5. ## how can i tell if solution is unique

dy/dt = t/2y+1

y = sqrt(1/2t^2 + 1/4 +k)

y(1) = 3/2

6. Originally Posted by lord12
dy/dt = t/2y+1

y = sqrt(1/2t^2 + 1/4 +k)

y(1) = 3/2
First, your equation for $y$ is incorrect.

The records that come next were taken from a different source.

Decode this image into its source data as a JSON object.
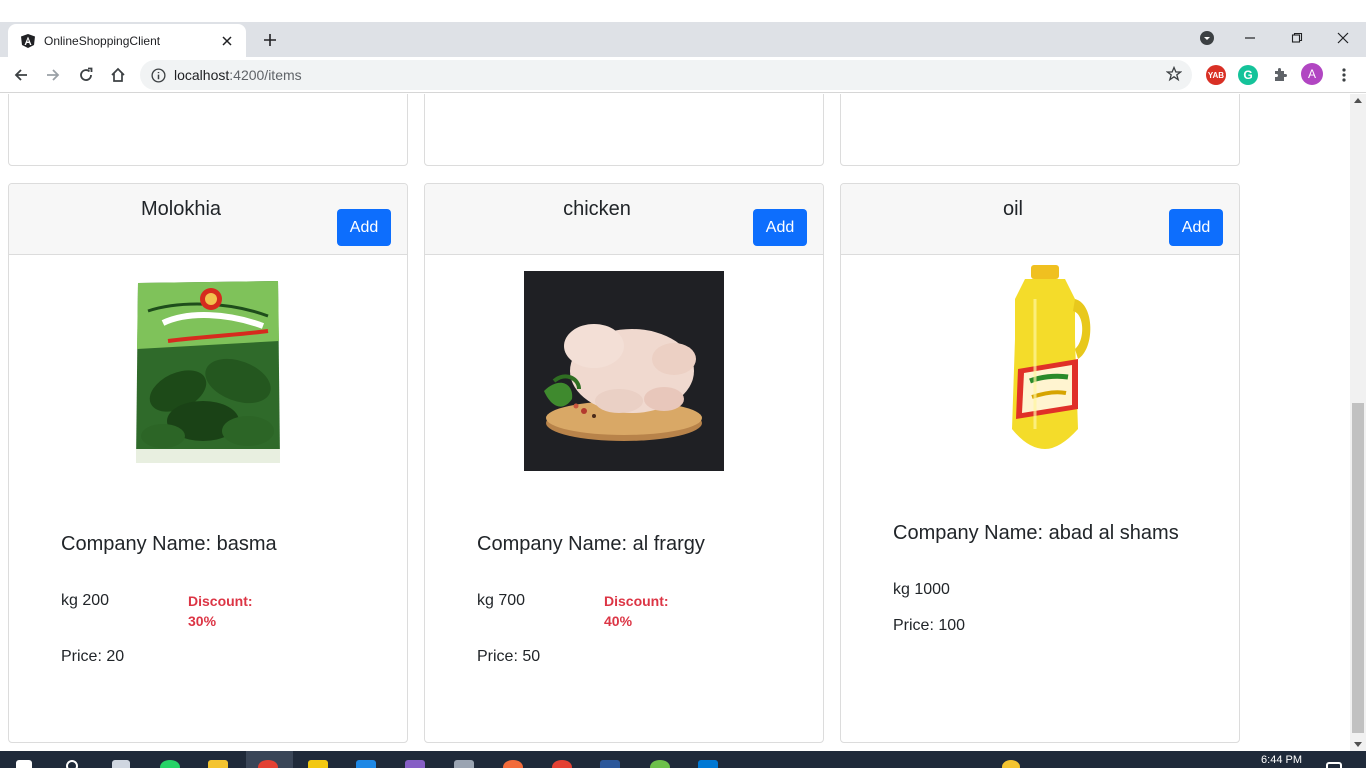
{
  "browser": {
    "tab_title": "OnlineShoppingClient",
    "url_host": "localhost",
    "url_path": ":4200/items",
    "profile_initial": "A",
    "ext_yab_label": "YAB",
    "ext_g_label": "G"
  },
  "products": [
    {
      "name": "Molokhia",
      "add_label": "Add",
      "company": "Company Name: basma",
      "quantity": "kg 200",
      "discount": "Discount: 30%",
      "price": "Price: 20",
      "image_name": "molokhia-package-image"
    },
    {
      "name": "chicken",
      "add_label": "Add",
      "company": "Company Name: al frargy",
      "quantity": "kg 700",
      "discount": "Discount: 40%",
      "price": "Price: 50",
      "image_name": "chicken-image"
    },
    {
      "name": "oil",
      "add_label": "Add",
      "company": "Company Name: abad al shams",
      "quantity": "kg 1000",
      "price": "Price: 100",
      "image_name": "oil-bottle-image"
    }
  ],
  "taskbar": {
    "clock": "6:44 PM"
  },
  "colors": {
    "accent": "#0d6efd",
    "discount": "#dc3545"
  }
}
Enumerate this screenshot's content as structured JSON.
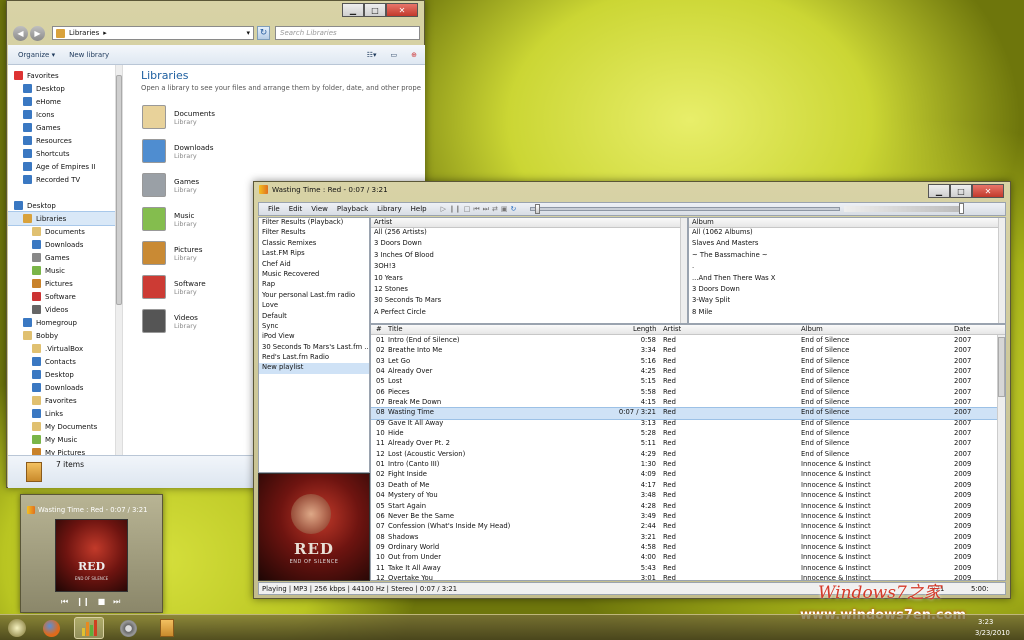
{
  "explorer": {
    "address": "Libraries",
    "search_placeholder": "Search Libraries",
    "toolbar": {
      "organize": "Organize ▾",
      "new_library": "New library"
    },
    "nav": [
      {
        "label": "Favorites",
        "indent": 0,
        "color": "#d33"
      },
      {
        "label": "Desktop",
        "indent": 1,
        "color": "#3a78c2"
      },
      {
        "label": "eHome",
        "indent": 1,
        "color": "#3a78c2"
      },
      {
        "label": "Icons",
        "indent": 1,
        "color": "#3a78c2"
      },
      {
        "label": "Games",
        "indent": 1,
        "color": "#3a78c2"
      },
      {
        "label": "Resources",
        "indent": 1,
        "color": "#3a78c2"
      },
      {
        "label": "Shortcuts",
        "indent": 1,
        "color": "#3a78c2"
      },
      {
        "label": "Age of Empires II",
        "indent": 1,
        "color": "#3a78c2"
      },
      {
        "label": "Recorded TV",
        "indent": 1,
        "color": "#3a78c2"
      },
      {
        "label": "",
        "indent": 0,
        "color": ""
      },
      {
        "label": "Desktop",
        "indent": 0,
        "color": "#3a78c2"
      },
      {
        "label": "Libraries",
        "indent": 1,
        "color": "#d9a23c",
        "selected": true
      },
      {
        "label": "Documents",
        "indent": 2,
        "color": "#e0c070"
      },
      {
        "label": "Downloads",
        "indent": 2,
        "color": "#3a78c2"
      },
      {
        "label": "Games",
        "indent": 2,
        "color": "#888"
      },
      {
        "label": "Music",
        "indent": 2,
        "color": "#7ab548"
      },
      {
        "label": "Pictures",
        "indent": 2,
        "color": "#c9822a"
      },
      {
        "label": "Software",
        "indent": 2,
        "color": "#c33"
      },
      {
        "label": "Videos",
        "indent": 2,
        "color": "#666"
      },
      {
        "label": "Homegroup",
        "indent": 1,
        "color": "#3a78c2"
      },
      {
        "label": "Bobby",
        "indent": 1,
        "color": "#e0c070"
      },
      {
        "label": ".VirtualBox",
        "indent": 2,
        "color": "#e0c070"
      },
      {
        "label": "Contacts",
        "indent": 2,
        "color": "#3a78c2"
      },
      {
        "label": "Desktop",
        "indent": 2,
        "color": "#3a78c2"
      },
      {
        "label": "Downloads",
        "indent": 2,
        "color": "#3a78c2"
      },
      {
        "label": "Favorites",
        "indent": 2,
        "color": "#e0c070"
      },
      {
        "label": "Links",
        "indent": 2,
        "color": "#3a78c2"
      },
      {
        "label": "My Documents",
        "indent": 2,
        "color": "#e0c070"
      },
      {
        "label": "My Music",
        "indent": 2,
        "color": "#7ab548"
      },
      {
        "label": "My Pictures",
        "indent": 2,
        "color": "#c9822a"
      }
    ],
    "heading": "Libraries",
    "description": "Open a library to see your files and arrange them by folder, date, and other proper...",
    "libraries": [
      {
        "name": "Documents",
        "type": "Library",
        "color": "#e8d29a"
      },
      {
        "name": "Downloads",
        "type": "Library",
        "color": "#4f8dd0"
      },
      {
        "name": "Games",
        "type": "Library",
        "color": "#9aa0a6"
      },
      {
        "name": "Music",
        "type": "Library",
        "color": "#84bd4e"
      },
      {
        "name": "Pictures",
        "type": "Library",
        "color": "#c98a34"
      },
      {
        "name": "Software",
        "type": "Library",
        "color": "#cc3b34"
      },
      {
        "name": "Videos",
        "type": "Library",
        "color": "#555"
      }
    ],
    "status": "7 items"
  },
  "player": {
    "title": "Wasting Time : Red - 0:07 / 3:21",
    "menu": [
      "File",
      "Edit",
      "View",
      "Playback",
      "Library",
      "Help"
    ],
    "playlists": [
      "Filter Results (Playback)",
      "Filter Results",
      "Classic Remixes",
      "Last.FM Rips",
      "Chef Aid",
      "Music Recovered",
      "Rap",
      "Your personal Last.fm radio",
      "Love",
      "Default",
      "Sync",
      "iPod View",
      "30 Seconds To Mars's Last.fm ...",
      "Red's Last.fm Radio",
      "New playlist"
    ],
    "artist_header": "Artist",
    "artists": [
      "All (256 Artists)",
      "3 Doors Down",
      "3 Inches Of Blood",
      "3OH!3",
      "10 Years",
      "12 Stones",
      "30 Seconds To Mars",
      "A Perfect Circle"
    ],
    "album_header": "Album",
    "albums": [
      "All (1062 Albums)",
      "Slaves And Masters",
      "~ The Bassmachine ~",
      ".",
      "...And Then There Was X",
      "3 Doors Down",
      "3-Way Split",
      "8 Mile"
    ],
    "columns": {
      "num": "#",
      "title": "Title",
      "length": "Length",
      "artist": "Artist",
      "album": "Album",
      "date": "Date"
    },
    "tracks": [
      [
        "01",
        "Intro (End of Silence)",
        "0:58",
        "Red",
        "End of Silence",
        "2007"
      ],
      [
        "02",
        "Breathe Into Me",
        "3:34",
        "Red",
        "End of Silence",
        "2007"
      ],
      [
        "03",
        "Let Go",
        "5:16",
        "Red",
        "End of Silence",
        "2007"
      ],
      [
        "04",
        "Already Over",
        "4:25",
        "Red",
        "End of Silence",
        "2007"
      ],
      [
        "05",
        "Lost",
        "5:15",
        "Red",
        "End of Silence",
        "2007"
      ],
      [
        "06",
        "Pieces",
        "5:58",
        "Red",
        "End of Silence",
        "2007"
      ],
      [
        "07",
        "Break Me Down",
        "4:15",
        "Red",
        "End of Silence",
        "2007"
      ],
      [
        "08",
        "Wasting Time",
        "0:07 / 3:21",
        "Red",
        "End of Silence",
        "2007"
      ],
      [
        "09",
        "Gave It All Away",
        "3:13",
        "Red",
        "End of Silence",
        "2007"
      ],
      [
        "10",
        "Hide",
        "5:28",
        "Red",
        "End of Silence",
        "2007"
      ],
      [
        "11",
        "Already Over Pt. 2",
        "5:11",
        "Red",
        "End of Silence",
        "2007"
      ],
      [
        "12",
        "Lost (Acoustic Version)",
        "4:29",
        "Red",
        "End of Silence",
        "2007"
      ],
      [
        "01",
        "Intro (Canto III)",
        "1:30",
        "Red",
        "Innocence & Instinct",
        "2009"
      ],
      [
        "02",
        "Fight Inside",
        "4:09",
        "Red",
        "Innocence & Instinct",
        "2009"
      ],
      [
        "03",
        "Death of Me",
        "4:17",
        "Red",
        "Innocence & Instinct",
        "2009"
      ],
      [
        "04",
        "Mystery of You",
        "3:48",
        "Red",
        "Innocence & Instinct",
        "2009"
      ],
      [
        "05",
        "Start Again",
        "4:28",
        "Red",
        "Innocence & Instinct",
        "2009"
      ],
      [
        "06",
        "Never Be the Same",
        "3:49",
        "Red",
        "Innocence & Instinct",
        "2009"
      ],
      [
        "07",
        "Confession (What's Inside My Head)",
        "2:44",
        "Red",
        "Innocence & Instinct",
        "2009"
      ],
      [
        "08",
        "Shadows",
        "3:21",
        "Red",
        "Innocence & Instinct",
        "2009"
      ],
      [
        "09",
        "Ordinary World",
        "4:58",
        "Red",
        "Innocence & Instinct",
        "2009"
      ],
      [
        "10",
        "Out from Under",
        "4:00",
        "Red",
        "Innocence & Instinct",
        "2009"
      ],
      [
        "11",
        "Take It All Away",
        "5:43",
        "Red",
        "Innocence & Instinct",
        "2009"
      ],
      [
        "12",
        "Overtake You",
        "3:01",
        "Red",
        "Innocence & Instinct",
        "2009"
      ]
    ],
    "selected_index": 7,
    "album_art_text": "END OF SILENCE",
    "status_left": "Playing | MP3 | 256 kbps | 44100 Hz | Stereo | 0:07 / 3:21",
    "status_time": "3:21",
    "status_total": "5:00:"
  },
  "mini": {
    "title": "Wasting Time : Red - 0:07 / 3:21",
    "art_text": "END OF SILENCE"
  },
  "taskbar": {
    "clock_time": "3:23",
    "clock_date": "3/23/2010"
  },
  "watermark": {
    "line1": "Windows7之家",
    "line2": "www.windows7en.com"
  }
}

$y = \pm\sqrt{\frac{1}{2}t^2 + \frac{1}{4} + C} - \frac{1}{2}$.

If $y(1) = \frac{3}{2}$, then

$\frac{3}{2} = \pm \sqrt{\frac{1}{2}(1)^2 + \frac{1}{4} +C} - \frac{1}{2}$

$2 = \pm \sqrt{\frac{1}{2} + \frac{1}{4} + C}$

$4 = \frac{3}{4} + C$

$\frac{13}{4} = C$.

I think you'll find the solution is NOT unique...

$y = \pm \sqrt{\frac{1}{2}t^2+ \frac{1}{4} + \frac{13}{4}} - \frac{1}{2}$

$= \pm \sqrt{\frac{1}{2}t^2 + \frac{7}{2}} - \frac{1}{2}$.